Последняя пара белков (ABRB), как можно предположить по данным выравнивания, не гомологична. Длины белков различаются более, чем в три раза, а локальное выравнивание, которое в данном случае гораздо информативнее глобального, указывает на наличие гомологичного участка в 11 аминокислот (который, однако, может свидетельствовать о наличии схожего белкового мотива со схожей функцией). Оба вида выравнивания демонстрируют низкий Score и процент идентичности и похожести, а также крайне низкое покрытие. Высокий процент похожести наблюдается для более короткого белка в локальном выравнивании в связи с его небольшой длиной, однако ничего не говорит о полной гомологии на фоне остальных результатов.

РЕЗУЛЬТАТ ПРИМЕНЕНИЯ ПРОГРАММ ВЫРАВНИВАНИЯ К НЕРОДСТВЕННЫМ БЕЛКАМ

Таблица 3. Характеристики глобального и локального парного выравнивания неродственных белков
Alignment type Score % Identity % Similarity Gaps Indels Coverage 1 Coverage 2
Global 28.5 6.0% 13.6% 137 3 100.0% 100.0%
Local 33.0 20.4% 48.1% 3 1 27.1% 82.3%

Для выравнивания был выбран белок E. coli 5'-deoxynucleotidase YfbR (5DNU_ECOLI) и белок B. subtilis 2-hydroxymuconate tautomerase (4OT_BACSU). Оба типа выравниваний ожидаемо имеют примерно одинаково низкий Score, низкий процент идентичности и похожести (последний для более короткого белка близок к 50% из-за его небольшой длины). Локальное выравнивание, тем не менее, несколько информативнее глобального, так как указывает на участок длиной примерно в 65 аминокислот, похожий у данных белков, но с гомологичностью, подвергающейся сомнению.

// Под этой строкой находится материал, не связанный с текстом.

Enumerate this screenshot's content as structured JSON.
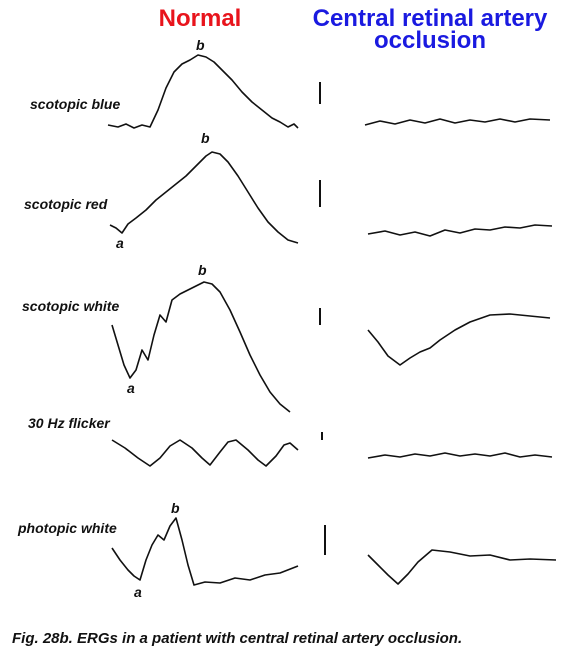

МНОЖЕСТВЕННОЕ ВЫРАВНИВАНИЕ БЕЛКОВ И ИМПОРТ В JALVIEW

В результате поиска по Swiss-Prot средствами Bash было найдено 54 белка с мнемоникой 6PGD (рекомендованное полное имя белка из ECOLI - 6-phosphogluconate dehydrogenase, decarboxylating). Из них были выбраны, помимо 6PGD_ECOLI и 6PGD_BACSU, также 6PGD_STAEQ, 6PGD_SHEEP, 6PGD_RAOTE, 6PGD_STAAC и 6PGD_SCHPO. Для построения выравнивания был создан списочный файл 6pgd.txt с идентификаторами выбранных белков из Swiss-Prot, с использованием которого командой seqret @6pgd.txt 6pgd.fasta был получен файл в fasta-формате для вышеупомянутых белков. На полученном файле с аминокислотными последовательностями была запущена программа выравнивания muscle командой muscle -align 6pgd.fasta -output 6pgd_alignment.fasta. Итоговый файл с выравниванием был импортирован в Jalview (гиперссылка на файл с проектом Jalview).

Несмотря на таксономическую разрозненность организмов, белки которых были взяты для множественного выравнивания, все из изучаемых ферментов гомологичны практически по всей длине, за исключением некоторых участков. У выравнивания есть выраженная структура, обнаружено много консервативных участков с высокой идентичностью, к примеру, это хорошо заметно на столбцах 15-18, 130-135, 181-201, 262-271, 338-343, 369-374, 442-459. Наименее консервативным участком можно считать конец белка, начиная с 462 столбца выравнивания.